Тотальная война - Олег Маркеев
Шрифт:
Интервал:
Закладка:
Бланк, предупредительно распечатанный на английском, представлял собой прейскурант на услуги. Максимов бегло пробежал его глазами и передал Карине.
— Чего он хочет? — шепотом спросила она.
— Ты должна выбрать, где и как захоронить урну с прахом. В земле или в стенке. И на какой срок.
— А иначе нельзя?
— В каком смысле? — удивился Максимов. Пока они совещались, в кабинет вошел еще один сотрудник в форменном черном сюртуке.

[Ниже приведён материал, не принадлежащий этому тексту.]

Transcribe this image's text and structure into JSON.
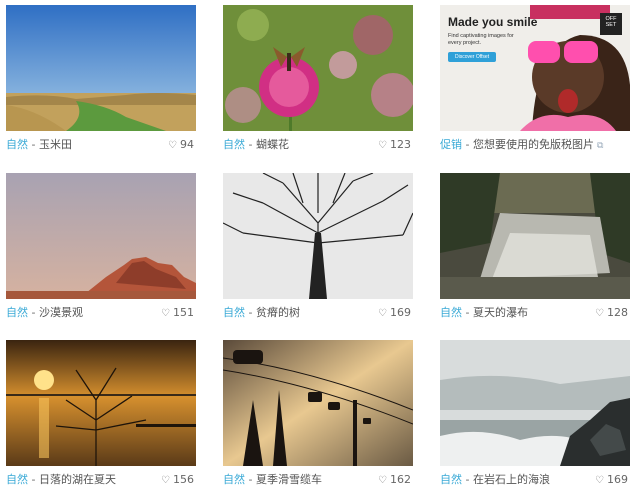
{
  "gallery": {
    "items": [
      {
        "category": "自然",
        "sep": " - ",
        "title": "玉米田",
        "likes": "94"
      },
      {
        "category": "自然",
        "sep": " - ",
        "title": "蝴蝶花",
        "likes": "123"
      },
      {
        "category": "促销",
        "sep": " - ",
        "title": "您想要使用的免版税图片",
        "likes": ""
      },
      {
        "category": "自然",
        "sep": " - ",
        "title": "沙漠景观",
        "likes": "151"
      },
      {
        "category": "自然",
        "sep": " - ",
        "title": "贫瘠的树",
        "likes": "169"
      },
      {
        "category": "自然",
        "sep": " - ",
        "title": "夏天的瀑布",
        "likes": "128"
      },
      {
        "category": "自然",
        "sep": " - ",
        "title": "日落的湖在夏天",
        "likes": "156"
      },
      {
        "category": "自然",
        "sep": " - ",
        "title": "夏季滑雪缆车",
        "likes": "162"
      },
      {
        "category": "自然",
        "sep": " - ",
        "title": "在岩石上的海浪",
        "likes": "169"
      }
    ]
  },
  "ad": {
    "headline": "Made you smile",
    "subtext": "Find captivating images for every project.",
    "button": "Discover Offset",
    "logo": "OFF SET"
  },
  "icons": {
    "heart": "♡",
    "external": "⧉"
  },
  "colors": {
    "category": "#39a9d6",
    "ad_button": "#2fa0d8"
  }
}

В руках он держал стальной цилиндр. По знаку хозяина он со всей торжественностью поставил цилиндр на стол и степенно удалился.
Карина, не отрывая взгляда от цилиндра, передала папку Максимову.
— Максим, переведи этому бундосу, что папа принадлежал к одной восточной секте и завещал распылить его прах по ветру.
Максимов не стал мучить себя сомнениями, на Дымова это вполне похоже, и дословно перевел.
Немец наморщил стеариновый лоб и недоуменно захлопал глазами. Пришлось повторить.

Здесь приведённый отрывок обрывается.